To deal with these issues, it is advisable to draw up a separation agreement.
A separation agreement is a binding contract, and it is therefore advisable to obtain legal advice before entering into one. One of our trained family law solicitors will be happy to assist.
A separation agreement may be used to establish the date of separation for the purposes of obtaining a divorce later on. This can be useful if you undertake a trial separation which later convinces you the marriage has irretrievably broken down.
There is no requirement that a separation agreement must lead to a divorce, and many parties are content to remain married as long as the finances and other matters are resolved.
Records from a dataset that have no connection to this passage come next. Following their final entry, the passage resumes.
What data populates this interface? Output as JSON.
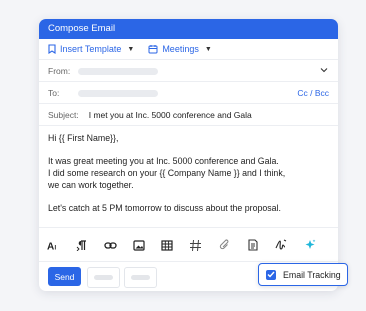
{
  "window": {
    "title": "Compose Email"
  },
  "toolbar": {
    "insert_template": "Insert Template",
    "meetings": "Meetings"
  },
  "fields": {
    "from_label": "From:",
    "to_label": "To:",
    "cc_bcc": "Cc / Bcc",
    "subject_label": "Subject:",
    "subject_value": "I met you at Inc. 5000 conference and Gala"
  },
  "body": {
    "greeting": "Hi {{ First Name}},",
    "line1": "It was great meeting you at Inc. 5000 conference and Gala.",
    "line2": "I did some research on your {{ Company Name }} and I think,",
    "line3": "we can work together.",
    "line4": "Let's catch at 5 PM tomorrow to discuss about the proposal."
  },
  "format_bar": {
    "icons": [
      "text-size-icon",
      "paragraph-icon",
      "link-icon",
      "image-icon",
      "table-icon",
      "hash-icon",
      "attachment-icon",
      "document-icon",
      "signature-icon",
      "ai-sparkle-icon"
    ]
  },
  "actions": {
    "send_label": "Send",
    "email_tracking_label": "Email Tracking",
    "email_tracking_checked": true
  },
  "colors": {
    "accent": "#2b66e6",
    "sparkle": "#1fb6d9"
  }
}
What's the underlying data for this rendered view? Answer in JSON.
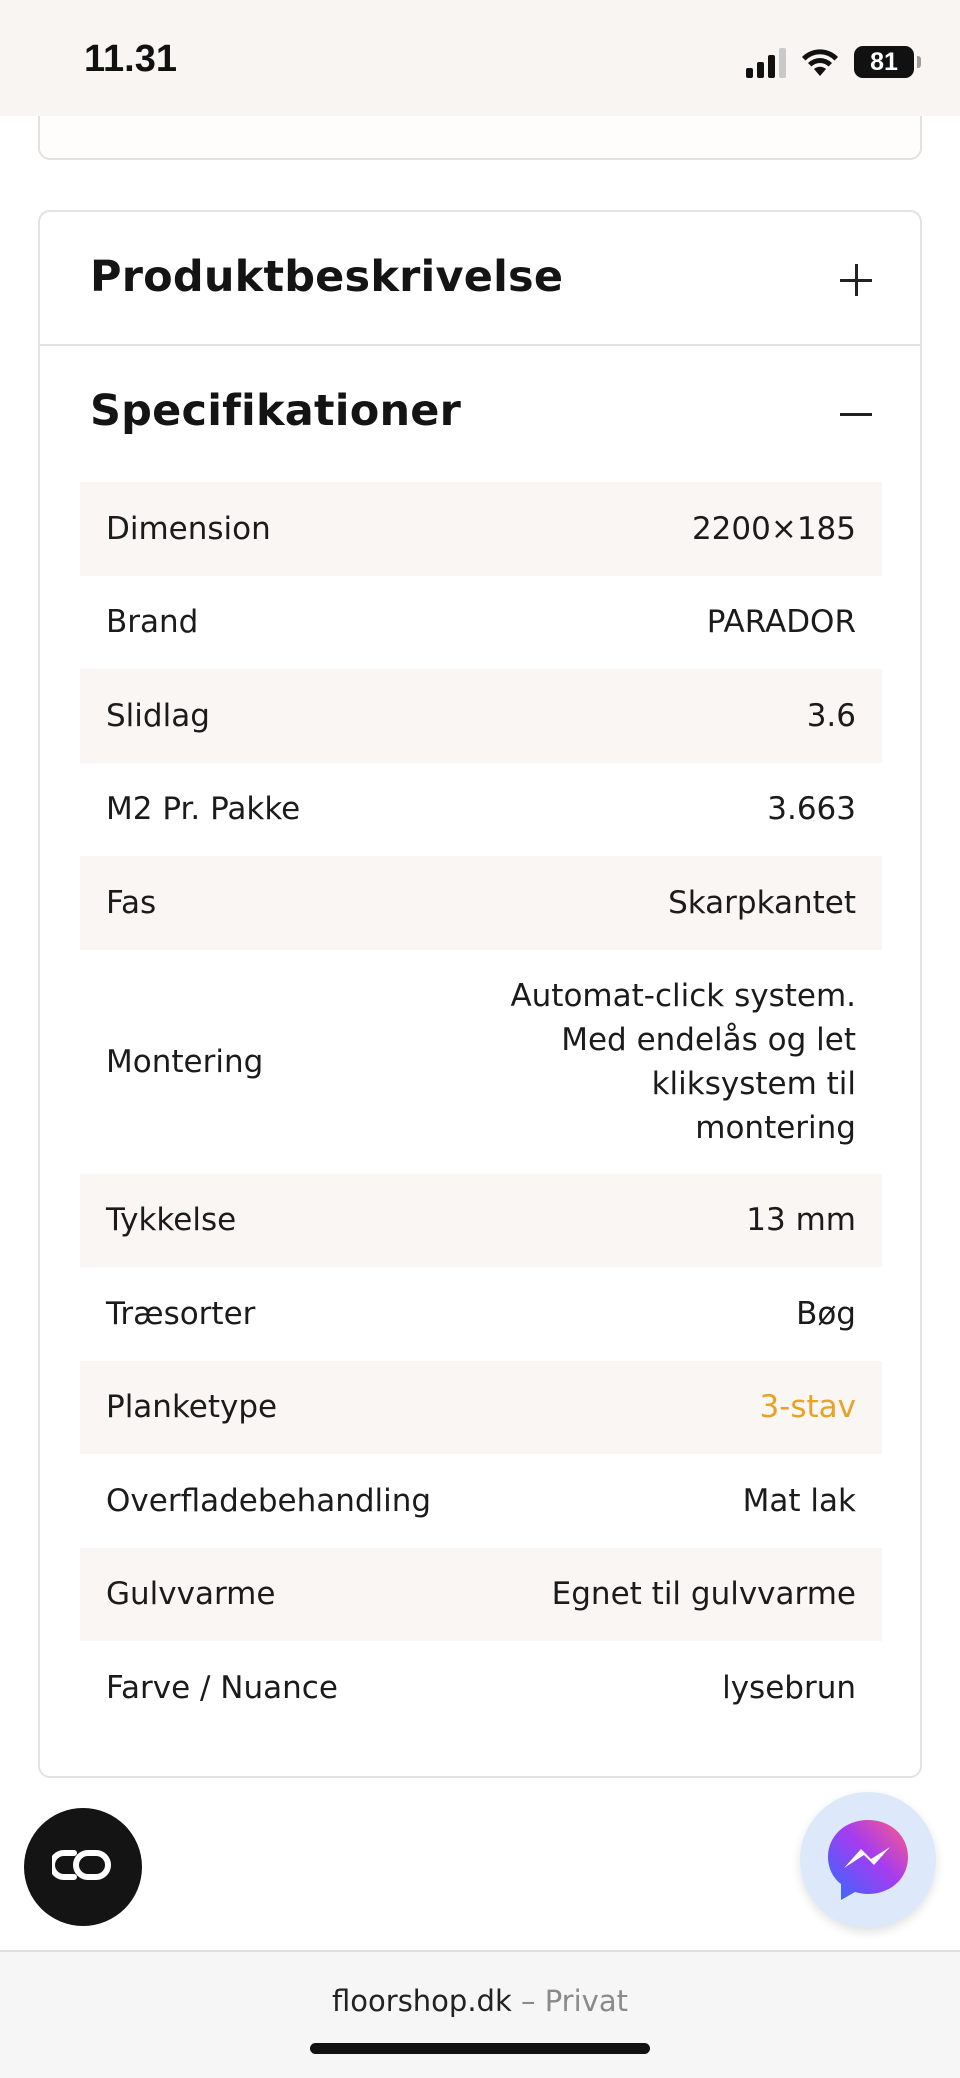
{
  "status_bar": {
    "time": "11.31",
    "battery": "81",
    "icons": [
      "signal-icon",
      "wifi-icon",
      "battery-icon"
    ]
  },
  "accordion": {
    "description": {
      "title": "Produktbeskrivelse",
      "icon": "plus-icon",
      "expanded": false
    },
    "specifications": {
      "title": "Specifikationer",
      "icon": "minus-icon",
      "expanded": true,
      "rows": [
        {
          "label": "Dimension",
          "value": "2200×185"
        },
        {
          "label": "Brand",
          "value": "PARADOR"
        },
        {
          "label": "Slidlag",
          "value": "3.6"
        },
        {
          "label": "M2 Pr. Pakke",
          "value": "3.663"
        },
        {
          "label": "Fas",
          "value": "Skarpkantet"
        },
        {
          "label": "Montering",
          "value": "Automat-click system. Med endelås og let kliksystem til montering"
        },
        {
          "label": "Tykkelse",
          "value": "13 mm"
        },
        {
          "label": "Træsorter",
          "value": "Bøg"
        },
        {
          "label": "Planketype",
          "value": "3-stav"
        },
        {
          "label": "Overfladebehandling",
          "value": "Mat lak"
        },
        {
          "label": "Gulvvarme",
          "value": "Egnet til gulvvarme"
        },
        {
          "label": "Farve / Nuance",
          "value": "lysebrun"
        }
      ]
    }
  },
  "floating": {
    "chat_icon": "chat-widget-icon",
    "messenger_icon": "messenger-icon"
  },
  "browser": {
    "domain": "floorshop.dk",
    "separator": " – ",
    "mode": "Privat"
  },
  "colors": {
    "accent_link": "#e8a227",
    "row_alt_bg": "#faf6f3",
    "status_bar_bg": "#f8f5f2"
  }
}
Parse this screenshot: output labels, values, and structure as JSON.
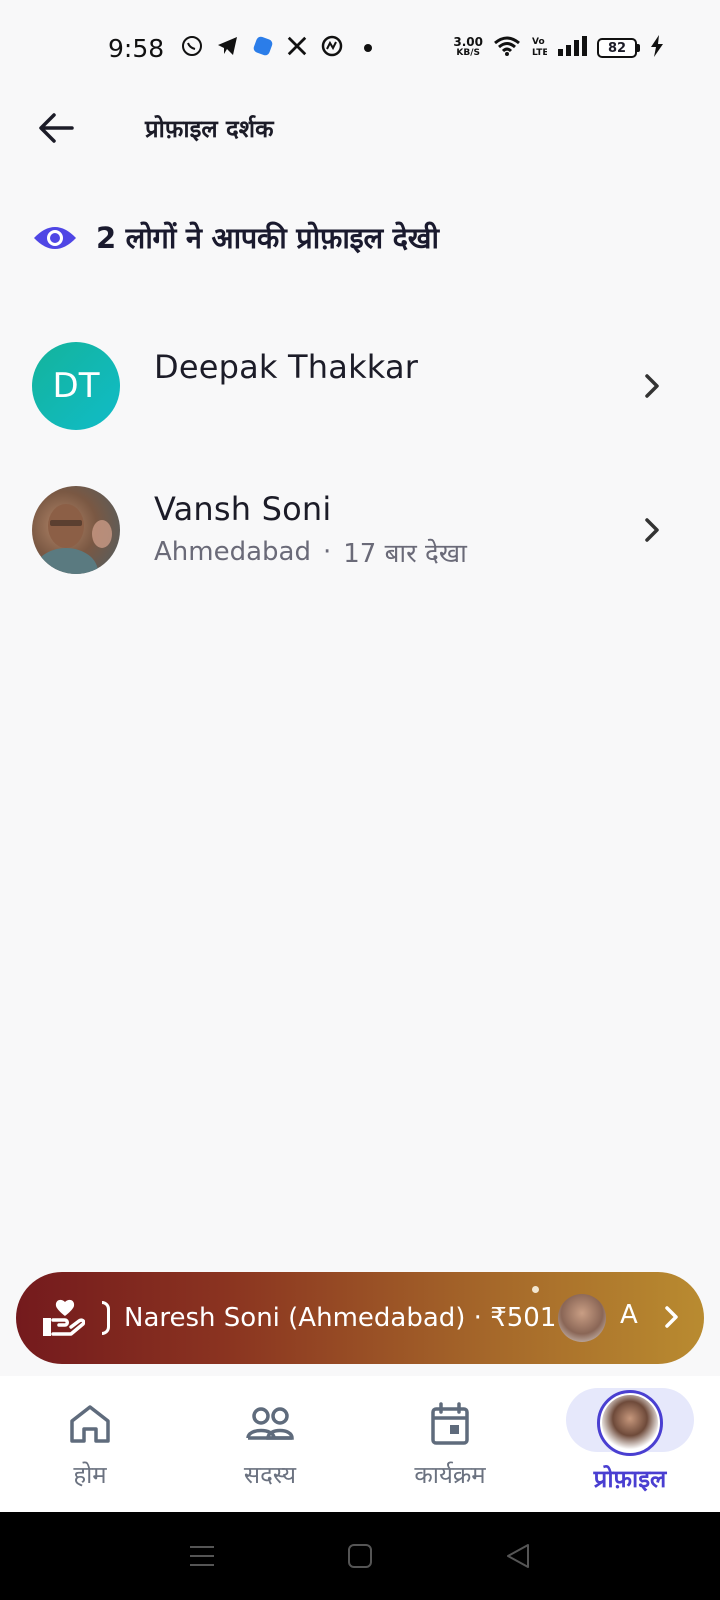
{
  "status_bar": {
    "time": "9:58",
    "net_speed": "3.00",
    "net_unit": "KB/S",
    "battery": "82"
  },
  "header": {
    "title": "प्रोफ़ाइल दर्शक"
  },
  "summary": {
    "text": "2 लोगों ने आपकी प्रोफ़ाइल देखी"
  },
  "viewers": [
    {
      "initials": "DT",
      "name": "Deepak Thakkar"
    },
    {
      "name": "Vansh Soni",
      "city": "Ahmedabad",
      "separator": "·",
      "views": "17 बार देखा"
    }
  ],
  "donation_banner": {
    "text": "Naresh Soni (Ahmedabad) · ₹501",
    "next_initial": "A"
  },
  "bottom_nav": {
    "items": [
      {
        "label": "होम",
        "icon": "home-icon"
      },
      {
        "label": "सदस्य",
        "icon": "members-icon"
      },
      {
        "label": "कार्यक्रम",
        "icon": "calendar-icon"
      },
      {
        "label": "प्रोफ़ाइल",
        "icon": "profile-avatar",
        "active": true
      }
    ]
  },
  "colors": {
    "accent": "#4a3fd1",
    "initials_avatar": "#14b39b",
    "banner_start": "#741a1d",
    "banner_end": "#b98b30"
  }
}
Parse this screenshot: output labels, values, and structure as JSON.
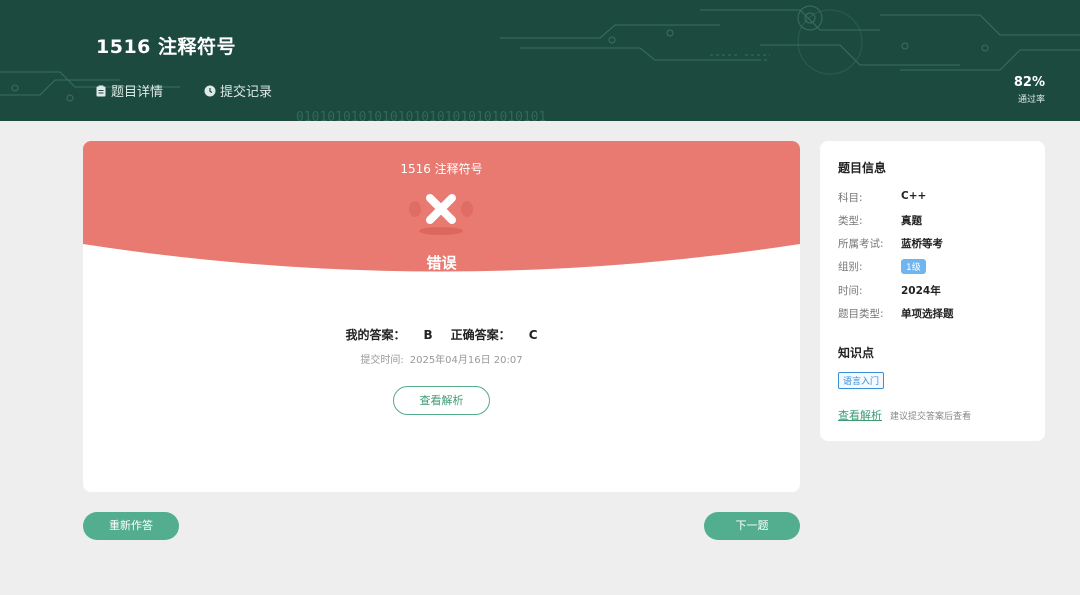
{
  "header": {
    "title": "1516 注释符号",
    "tabs": [
      {
        "label": "题目详情",
        "icon": "clipboard-icon"
      },
      {
        "label": "提交记录",
        "icon": "clock-icon"
      }
    ],
    "pass_rate": {
      "value": "82%",
      "label": "通过率"
    },
    "background_binary": "01010101010101010101010101010101"
  },
  "result": {
    "title": "1516 注释符号",
    "status": "错误",
    "status_icon": "cross-icon",
    "my_answer_label": "我的答案：",
    "my_answer": "B",
    "correct_answer_label": "正确答案：",
    "correct_answer": "C",
    "submit_time_label": "提交时间:",
    "submit_time": "2025年04月16日 20:07",
    "view_analysis": "查看解析"
  },
  "actions": {
    "redo": "重新作答",
    "next": "下一题"
  },
  "info": {
    "title": "题目信息",
    "rows": [
      {
        "key": "科目:",
        "value": "C++"
      },
      {
        "key": "类型:",
        "value": "真题"
      },
      {
        "key": "所属考试:",
        "value": "蓝桥等考"
      },
      {
        "key": "组别:",
        "value": "1级"
      },
      {
        "key": "时间:",
        "value": "2024年"
      },
      {
        "key": "题目类型:",
        "value": "单项选择题"
      }
    ],
    "knowledge_title": "知识点",
    "knowledge_tags": [
      "语言入门"
    ],
    "analysis_link": "查看解析",
    "analysis_hint": "建议提交答案后查看"
  },
  "colors": {
    "header_bg": "#1d4a3f",
    "error_red": "#e87a72",
    "accent_green": "#52ae8e",
    "badge_blue": "#6fb6f0"
  }
}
Benefits of a Separation Agreement
The main benefits of separation agreements are that they are much quicker and cheaper than going to Court to decide the issues. You can also enter into any agreement you wish, including things that a Court is unable to order.
Separation may also refer to judicial, or legal, separation. Although this doesn’t mean the marriage is at an end, the process is very similar to the divorce process.
The benefit of this route is that it allows the finances to be resolved without dissolving the marriage, thereby offering you peace of mind.
This route is rare but may appeal if your religious beliefs prevent you from obtaining a divorce.